CLICKBAIT SALVATION
County cricket's future sustainability is via YouTube
If you’re of a certain age and disposition you’ll remember the kind of scene above: sat infront of the telly during the school holidays watching cricket on the BBC while your parents were at work or doing the shopping (at least until your dad got home and made you wash the car.) There was nothing much else to watch – Hector’s House, Crossroads or a Carry On movie. Test cricket was a saviour. It kept me engaged for hours. Sad though it is to report I even used to score those games. With a Geoff Boycott innings I ran out of space for all the dots.
Modern viewing habits, of course, are rather different. A new report Mine the Gap published today by Evan Shapiro, referred to as ‘the media universe cartographer’ reveals something that we were already conscious of - a hastening in the UK of the decline in viewing linear broadcasting channels and an acceleration of consumption of streaming and ‘social video’. This evolution is driven by the digital-first population (those born from the 1990s onwards) who you could lump together as the four-screen generation (often with TVs, laptops, tablets and smartphones at their disposal.)
The most interesting development perhaps, is that the ‘social video’ viewing – basically YouTube – is dominating the landscape even on a conventional TV. The graph below demonstrates that in the 16-34 age group YouTube outstrips every other channel or broadcast service in viewing hours across the four screens. Netflix and YouTube are in first and second place in viewing share for that age group on TV screens alone. BBC are not far behind, but others such as ITV, Channel 4 and Sky are also rans. Its nor surprising that Channel 4 (and laterly ITV) has decided to lump a lot of their older programming on YouTube.
.In the 35 plus age group, BBC and ITV are still comfortably holding top spots on TV’s alone, but across the four screens social video is rising fast – watch time of YouTube is in third place commanding over 11% of the older demographic’s screen time.

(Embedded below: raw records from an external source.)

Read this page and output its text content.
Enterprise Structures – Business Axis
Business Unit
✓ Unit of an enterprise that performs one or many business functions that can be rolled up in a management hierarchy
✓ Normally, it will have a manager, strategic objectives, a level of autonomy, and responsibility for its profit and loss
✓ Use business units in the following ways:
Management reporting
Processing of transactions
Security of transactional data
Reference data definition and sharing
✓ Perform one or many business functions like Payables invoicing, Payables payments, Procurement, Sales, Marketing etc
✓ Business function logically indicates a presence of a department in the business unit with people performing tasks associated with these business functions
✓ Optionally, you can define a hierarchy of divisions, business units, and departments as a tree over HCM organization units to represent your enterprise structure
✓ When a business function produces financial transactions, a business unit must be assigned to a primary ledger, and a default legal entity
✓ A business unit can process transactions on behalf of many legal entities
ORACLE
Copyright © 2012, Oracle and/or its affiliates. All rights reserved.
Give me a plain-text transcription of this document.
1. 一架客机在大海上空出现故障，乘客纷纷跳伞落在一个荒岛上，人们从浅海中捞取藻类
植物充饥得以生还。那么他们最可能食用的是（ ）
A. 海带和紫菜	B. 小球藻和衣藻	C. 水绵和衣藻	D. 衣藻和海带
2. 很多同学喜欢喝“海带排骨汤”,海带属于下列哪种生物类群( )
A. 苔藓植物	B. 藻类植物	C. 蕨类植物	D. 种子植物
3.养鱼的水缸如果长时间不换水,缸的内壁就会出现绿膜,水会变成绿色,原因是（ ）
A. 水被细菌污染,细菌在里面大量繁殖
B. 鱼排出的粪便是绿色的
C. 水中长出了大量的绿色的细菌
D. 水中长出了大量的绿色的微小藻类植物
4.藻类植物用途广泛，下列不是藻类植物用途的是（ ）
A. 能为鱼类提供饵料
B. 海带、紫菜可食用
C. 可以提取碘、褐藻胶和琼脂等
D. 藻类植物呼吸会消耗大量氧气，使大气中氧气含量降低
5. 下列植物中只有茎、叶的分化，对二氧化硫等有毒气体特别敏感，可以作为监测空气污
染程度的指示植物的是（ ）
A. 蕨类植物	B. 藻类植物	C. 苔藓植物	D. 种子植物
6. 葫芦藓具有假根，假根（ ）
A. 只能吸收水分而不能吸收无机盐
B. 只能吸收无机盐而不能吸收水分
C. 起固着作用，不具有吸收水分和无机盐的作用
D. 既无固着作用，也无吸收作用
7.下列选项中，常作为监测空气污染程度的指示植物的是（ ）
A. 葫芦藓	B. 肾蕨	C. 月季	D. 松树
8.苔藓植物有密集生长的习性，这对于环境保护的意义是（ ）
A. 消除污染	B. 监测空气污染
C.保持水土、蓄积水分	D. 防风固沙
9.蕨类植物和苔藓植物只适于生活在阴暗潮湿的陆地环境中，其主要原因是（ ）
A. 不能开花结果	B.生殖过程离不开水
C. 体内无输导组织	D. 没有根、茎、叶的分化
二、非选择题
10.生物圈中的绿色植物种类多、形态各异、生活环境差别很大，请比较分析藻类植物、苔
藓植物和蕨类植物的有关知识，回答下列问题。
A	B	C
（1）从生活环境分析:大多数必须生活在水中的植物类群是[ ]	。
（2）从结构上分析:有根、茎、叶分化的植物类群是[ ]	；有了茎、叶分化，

This is what Shapiro says about the situation:
“With Millennials now a driving force in the 35+ demo, with Gen Z taking centre stage in the culture and workforce, and Generation A now dictating more and more in-home TV consumption, the clock on Broadcast and Pay TV’s pole positions in the UK TV industry is running out, rapidly.”
What does this all mean for English cricket? It means that they cannot rely on Sky and BBC money in the future (hence the importance of the Hundred franchise sales). It also means that counties with a strong YouTube presence for their live stream and other content have a better chance of becoming sustainable than those that don’t. [YouTube is now accepted as the world’s second largest search engine after its parent, Google.] Vitally, viewer data is attainable, and priceless.
Total YouTube views across a county cricket season run into tens of millions (we estimated close to 30m in 2023). There is money to be made here. Not necessarily gold or silver, but certainly bronze. Somerset are a great case study. Their head of marketing and digital, Ben Warren, recently posted on Twitter that “with 1.2m social media followers, Somerset is the most followed sports club in the UK (excluding football)”. He also suggested that last year’s dramatic Somerset v Surrey county championship match (the one where Jack Leach took the final wicket in the last over to keep Somerset’s championship hopes alive) is “the most watched county championship match of all time.” With over 1 million viewers clocked up on YouTube over the four days, he is surely right there.
Jack Leach traps Dan Worrell lbw in the last over of Somerset’s final home game
This has all led to Somerset consistently making healthy six-figure profits and generally punching above their weight off the field, as well as on it. How have they done it? “Authenticity,” says Warren, who has been at the club ten years and was the first to professionalize a county’s social media operation. “We’ve tried to give our coverage ‘personality’ – get behind the scenes, make it entertaining,” he says. “We gave the team a camera getting them to film in the dressing room and on the team bus and made a documentary ‘Behind the Wyvern’. We introduced sponsored themed ideas to the live coverage, getting the commentators to choose a man of the match and calling it the Cairnhill Moment of Steel [after their Scottish steel sponsor.] We’ve done a Spin a Wheel Trade Nation challenge. Of course the cricket comes first, but we wanted to make our stream fun and engaging too.”
And profitable. The club has doubled its commercial inventory to £1.3m, membership is holding solid at 6,500 and they have seen a take up of 750 for their newly created women’s team membership. The live stream has been an excellent platform for marketing the club and advertising events. All they need now is that elusive championship trophy. Although their commercial success proves that winning is not the be-all and end-all of modern sport. Think entertainment first, silverware second. That’ll get those Gen Z’ers off TikTok – for a few minutes. Enough time to get their data anyway.